39: Built A Barrier

1.4K 289 117
                                    

CHAPTER 39
Built A Barrier

[Playlist: Loduvico Einaudi – Experience]

***

Cermin besar sebuah kamar mandi berinterior mewah luar biasa melukiskan sebuah bayang.

Netra pekat seorang pria menelisik titik demi titik apa yang terpampang di hadapan. Wajah rupawan itu tak menorehkan ekspresi berarti selain ketenangan sembari jemari menyentuh tanda kemerahan yang menjajakkan diri pada tubuh setengah telanjang miliknya.

Senyap di mulut, tetapi berisik di kepala. Tenang di muka, tetapi porak di jiwa.

Jeffrey menggenggam erat tepian wastafel tatkala akalnya melanglangbuana jauh pada kejadian semalam: ketika matanya disuguhi rupa cantik perempuan yang menyebabkan dada bergejolak setiap saat; ketika di tengah kegelapan, ia dan perempuan itu berakhir saling melucuti pakaian dan ketika ia yang kehilangan seluruh kewarasan kemudian berupaya menyalurkan hasrat terpendam—mencumbu juga menyentuh setiap titik tubuh yang kelewat indahnya; pun ketika setiap sentuhan yang ia terima dari perempuan itu terasa sangat menggetarkan.

Napas Jeffrey tercekat. Penyesalan segera menerkam habis pria itu begitu kesadarannya menjelma utuh. Andai saja, semalam ia tak meneguk wine bersloki-sloki, tentu ia tak akan berakhir melewati batas. Namun, melambungkan andai-andai sungguh bukan hal yang bisa membuat segalanya menjadi lain dari apa yang telah terjadi.

Realita berkata, Jeffrey habis meniduri Rosé. Tak akan menjadi masalah besar jikalau hal tersebut bukan sebuah larangan.

"Jangan pernah menyentuhnya! Sekalipun dia telanjang, kau tetap harus menahan dirimu, Tuan Jeffrey."
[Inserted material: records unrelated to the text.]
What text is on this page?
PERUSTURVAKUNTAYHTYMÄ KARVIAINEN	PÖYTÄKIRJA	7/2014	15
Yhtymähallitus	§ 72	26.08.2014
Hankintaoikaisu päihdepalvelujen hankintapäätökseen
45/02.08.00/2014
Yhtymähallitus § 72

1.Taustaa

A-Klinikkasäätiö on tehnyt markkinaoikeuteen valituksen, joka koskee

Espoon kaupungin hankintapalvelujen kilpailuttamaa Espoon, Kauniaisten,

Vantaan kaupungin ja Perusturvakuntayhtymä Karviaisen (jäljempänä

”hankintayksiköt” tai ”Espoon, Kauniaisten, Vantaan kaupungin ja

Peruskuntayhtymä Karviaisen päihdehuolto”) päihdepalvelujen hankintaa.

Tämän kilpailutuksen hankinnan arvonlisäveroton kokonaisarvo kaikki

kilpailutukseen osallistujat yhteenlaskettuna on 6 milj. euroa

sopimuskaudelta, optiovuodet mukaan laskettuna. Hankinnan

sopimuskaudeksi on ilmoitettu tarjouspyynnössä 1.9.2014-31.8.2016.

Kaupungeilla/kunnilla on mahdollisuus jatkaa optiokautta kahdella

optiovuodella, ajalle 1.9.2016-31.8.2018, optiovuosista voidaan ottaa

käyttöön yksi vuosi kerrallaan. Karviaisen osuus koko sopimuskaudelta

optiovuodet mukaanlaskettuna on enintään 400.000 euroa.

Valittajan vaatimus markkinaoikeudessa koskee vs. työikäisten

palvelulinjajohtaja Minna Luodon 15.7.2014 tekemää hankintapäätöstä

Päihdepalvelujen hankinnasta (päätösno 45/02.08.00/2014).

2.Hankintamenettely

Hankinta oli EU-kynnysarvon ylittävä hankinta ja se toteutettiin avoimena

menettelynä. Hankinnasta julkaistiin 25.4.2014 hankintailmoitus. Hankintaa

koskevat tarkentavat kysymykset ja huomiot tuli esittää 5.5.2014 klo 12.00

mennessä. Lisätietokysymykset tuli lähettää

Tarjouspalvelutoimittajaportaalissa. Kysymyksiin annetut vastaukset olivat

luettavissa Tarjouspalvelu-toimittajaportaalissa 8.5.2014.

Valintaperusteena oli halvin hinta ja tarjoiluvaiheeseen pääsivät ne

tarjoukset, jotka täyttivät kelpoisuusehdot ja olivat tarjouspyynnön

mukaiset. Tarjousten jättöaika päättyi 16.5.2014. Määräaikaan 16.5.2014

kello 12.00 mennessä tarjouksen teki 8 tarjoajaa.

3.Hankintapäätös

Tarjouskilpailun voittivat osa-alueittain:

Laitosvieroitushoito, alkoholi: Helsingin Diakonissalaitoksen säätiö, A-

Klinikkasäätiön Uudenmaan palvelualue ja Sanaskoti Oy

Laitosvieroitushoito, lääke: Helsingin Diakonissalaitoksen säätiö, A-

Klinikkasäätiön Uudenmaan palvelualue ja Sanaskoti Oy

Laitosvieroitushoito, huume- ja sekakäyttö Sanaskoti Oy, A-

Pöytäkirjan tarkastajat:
Namun, runtaian kalimat yang pernah diucapkan oleh Alice menggema di benak, berkali-kali menampar Jeffrey telak, membuat ia sadar akan realita lain yang bicara tegas bahwa dirinya baru saja melakukan sebuah kesalahan besar.

Kran air dinyalakan. Jeffrey membasuh wajah yang mulai diselimuti kekacauan, memejamkan mata kuat dan berharap dengan itu semua yang terjadi sampai hari ini tak lebih dari sekadar mimpi belaka. Sayang, ketika membuka mata, tungkak tanpa alas kaki masih tetap menapak pada dinginnya lantai kamar mandi, menandai bahwa ia tak sedang bermimpi sebagaimana dahulu kala. Kenikmatan semalam itu bukan hal fana, melainkan nyata.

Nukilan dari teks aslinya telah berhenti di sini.